U.S. milk and dairy product production

Herd size, management style and dairy facilities vary significantly throughout the United States, and even within states. From small tie-stall barn setups to rotationally grazed operations to large-scale facilities, you’ll find them all from coast to coast in the United States.

The average U.S. dairy herd has 147 cows, with a rolling herd average of nearly 20,000 pounds (9,000 kilograms) of milk. In the Northeast, the average herd has 88 cows, with a rolling herd average of 18,864 pounds (8,489 kilograms). Southeast dairy herds average 157 cows and 15,986 pounds (7,194 kilograms) of milk per cow. In the Midwest, the average herd includes 89 cows, with each cow producing 19,043 pounds (8,569 kilograms) of milk. The West boasts the largest herds, with the average herd size at 627 cows. On average, these cows produce 21,686 pounds (9,759 kilograms) of milk.

Holsteins dominate the U.S. dairy herd, accounting for 91% of the population. Jerseys follow as the second most popular breed, with more than 4%.

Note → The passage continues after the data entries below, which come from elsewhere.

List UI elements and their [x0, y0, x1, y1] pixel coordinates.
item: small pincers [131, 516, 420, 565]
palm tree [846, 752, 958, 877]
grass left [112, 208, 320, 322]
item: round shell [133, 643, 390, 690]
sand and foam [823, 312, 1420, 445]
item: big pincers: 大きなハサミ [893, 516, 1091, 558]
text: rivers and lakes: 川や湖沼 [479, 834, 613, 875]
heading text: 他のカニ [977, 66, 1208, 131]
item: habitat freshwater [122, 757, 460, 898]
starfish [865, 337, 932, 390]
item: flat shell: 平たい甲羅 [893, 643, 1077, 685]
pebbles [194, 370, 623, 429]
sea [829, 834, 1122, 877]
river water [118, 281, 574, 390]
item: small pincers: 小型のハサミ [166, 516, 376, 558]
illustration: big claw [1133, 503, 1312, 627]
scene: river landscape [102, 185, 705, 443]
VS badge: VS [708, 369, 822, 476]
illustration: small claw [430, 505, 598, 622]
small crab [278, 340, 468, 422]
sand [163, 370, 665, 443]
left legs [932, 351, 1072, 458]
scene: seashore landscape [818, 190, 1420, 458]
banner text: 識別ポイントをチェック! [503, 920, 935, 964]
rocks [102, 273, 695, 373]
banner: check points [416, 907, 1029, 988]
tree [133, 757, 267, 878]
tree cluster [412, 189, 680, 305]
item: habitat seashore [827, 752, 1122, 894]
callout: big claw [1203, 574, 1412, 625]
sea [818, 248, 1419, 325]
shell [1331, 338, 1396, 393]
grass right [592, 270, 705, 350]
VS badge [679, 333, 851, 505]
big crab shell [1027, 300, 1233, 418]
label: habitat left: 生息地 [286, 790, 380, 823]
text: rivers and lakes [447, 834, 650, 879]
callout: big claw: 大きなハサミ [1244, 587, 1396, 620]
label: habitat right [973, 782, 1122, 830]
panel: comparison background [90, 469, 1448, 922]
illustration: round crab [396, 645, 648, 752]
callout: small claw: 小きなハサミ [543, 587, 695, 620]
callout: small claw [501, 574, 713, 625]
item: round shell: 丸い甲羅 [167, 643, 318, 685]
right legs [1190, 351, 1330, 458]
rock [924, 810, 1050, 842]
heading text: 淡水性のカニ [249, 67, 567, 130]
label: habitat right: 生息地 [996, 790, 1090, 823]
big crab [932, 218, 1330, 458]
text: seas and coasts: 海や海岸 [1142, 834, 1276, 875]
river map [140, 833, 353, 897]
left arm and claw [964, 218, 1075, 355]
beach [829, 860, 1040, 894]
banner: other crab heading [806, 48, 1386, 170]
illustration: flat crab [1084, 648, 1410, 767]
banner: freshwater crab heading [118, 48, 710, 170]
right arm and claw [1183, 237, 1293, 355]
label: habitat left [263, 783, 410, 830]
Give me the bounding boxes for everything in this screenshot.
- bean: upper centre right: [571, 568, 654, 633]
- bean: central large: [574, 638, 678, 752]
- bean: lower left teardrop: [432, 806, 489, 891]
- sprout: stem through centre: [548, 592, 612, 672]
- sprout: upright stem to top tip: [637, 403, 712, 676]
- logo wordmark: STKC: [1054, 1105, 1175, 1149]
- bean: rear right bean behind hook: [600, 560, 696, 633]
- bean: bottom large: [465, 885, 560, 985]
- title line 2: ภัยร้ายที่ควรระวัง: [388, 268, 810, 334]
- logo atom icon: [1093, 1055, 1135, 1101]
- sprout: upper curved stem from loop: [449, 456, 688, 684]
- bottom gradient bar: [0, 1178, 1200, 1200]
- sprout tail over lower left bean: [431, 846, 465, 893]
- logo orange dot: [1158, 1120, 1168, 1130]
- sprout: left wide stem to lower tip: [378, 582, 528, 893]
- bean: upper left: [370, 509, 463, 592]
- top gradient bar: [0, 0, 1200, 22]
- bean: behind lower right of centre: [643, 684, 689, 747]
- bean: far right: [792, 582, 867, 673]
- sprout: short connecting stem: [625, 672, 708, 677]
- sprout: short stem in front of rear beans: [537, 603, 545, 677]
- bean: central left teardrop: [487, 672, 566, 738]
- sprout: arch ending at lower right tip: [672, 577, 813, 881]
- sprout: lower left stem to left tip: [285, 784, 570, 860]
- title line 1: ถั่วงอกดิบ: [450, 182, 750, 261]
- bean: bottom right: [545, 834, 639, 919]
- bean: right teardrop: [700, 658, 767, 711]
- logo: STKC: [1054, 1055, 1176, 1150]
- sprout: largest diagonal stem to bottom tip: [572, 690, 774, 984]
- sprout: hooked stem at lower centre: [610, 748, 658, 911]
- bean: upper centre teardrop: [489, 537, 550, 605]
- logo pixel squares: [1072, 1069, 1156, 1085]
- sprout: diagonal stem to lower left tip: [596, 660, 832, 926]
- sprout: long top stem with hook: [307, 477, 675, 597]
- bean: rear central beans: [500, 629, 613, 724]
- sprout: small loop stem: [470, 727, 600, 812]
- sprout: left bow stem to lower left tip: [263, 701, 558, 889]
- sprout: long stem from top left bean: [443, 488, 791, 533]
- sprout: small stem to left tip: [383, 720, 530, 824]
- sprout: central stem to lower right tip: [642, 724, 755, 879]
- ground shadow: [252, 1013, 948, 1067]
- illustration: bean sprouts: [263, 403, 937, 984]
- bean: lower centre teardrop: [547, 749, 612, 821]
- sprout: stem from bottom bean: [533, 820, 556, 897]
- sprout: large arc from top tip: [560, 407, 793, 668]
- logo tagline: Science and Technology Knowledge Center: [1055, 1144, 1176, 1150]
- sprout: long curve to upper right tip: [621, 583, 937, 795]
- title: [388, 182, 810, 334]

The United States has approximately 61,500 dairy farms, with Wisconsin having the most at about 14,500. However, the West holds the largest chunk of the country’s milk production at 47%.

U.S. milk and dairy product production

Milk production is growing in the West and Midwest; is steady in the Northeast; and declining in the Southeast. According to the National Agricultural Statistics Service, California leads the country in total milk production – pumping out 21% of the nation’s milk supply – and Wisconsin produces 13% of the country’s milk.

About 1,000 dairy product manufacturing plants dot the United States. Nearly two-thirds of U.S. milk goes into dairy product manufacturing (for example, cheese, yogurt, soft cheeses, ice cream and butter), rather than beverage milk.

Producing hundreds of the world’s finest cheeses, some of the most popular varieties include cheddar, mozzarella, Swiss, muenster and brick. Two states dominate U.S. cheese production – Wisconsin and California. Wisconsin produces 26% of the country’s cheese, and California 23%. Other top cheese-producing states include Idaho, New York and Minnesota.

U.S. cheese production and consumption enjoys a long-term upward trend, yielding more than 9.5 billion pounds (4.3 billion kilograms) annually. Italian-style cheeses account for 42% of this figure. Mozzarella is the country’s primary Italian cheese. American- style cheeses account for another 41% of U.S.-produced cheese, with Cheddar being the primary variety in this category. Hispanicstyle cheeses and Swiss cheese continue to increase in popularity. Foodservice use is the largest area of cheese utilization, with pizza restaurants leading the way.

With the largest milk supply in the world, the United States processes more than 25% of the world’s cheese into more than 400 varieties, types and styles.

The earliest U.S. cheesemakers were immigrants who brought cheesemaking skills from Europe. Since then, U. S. cheesemakers have developed new technologies, unsurpassed capacity and a strong focus on the specific needs of their customers. Cream and Neufchatel cheese production sits at nearly 700 million pounds (315 million kilograms). When combined, the curd, creamed and lowfat varieties of cottage cheese hit 1.2 billion million pounds (0.54 kilograms).

The United States makes about 1.35 billion pounds (0.61 billion kilograms) of butter. California produces about 30%, while Wisconsin produces approximately 29%. Sour cream production hovers around 1.3 billion pounds (0.59 billion kilograms).

Ice cream, frozen yogurt and sherbet production sits at nearly 1.5 billion gallons (5.7 billion liters). California leads the United States in ice cream and frozen dessert production, followed by Indiana, Pennsylvania, Texas, Ohio, New York and Minnesota.

The United States makes nearly 3 billion pounds (1.35 billion kilograms) of yogurt. California leads the country in yogurt production, followed by New York.

Exports account for 8.3% of total U.S. milk production, on a milkequivalent basis. Exported U.S. dairy products include cheese, whey, lactose, ice cream, infant formula, fluid milk, cream and milk powders. Primary markets are Japan, Mexico and Canada. Mexico is the largest buyer of U.S. cheese, ice cream, milk powder, fluid milk and cream. The United States is the single largest country exporting frozen dairy desserts.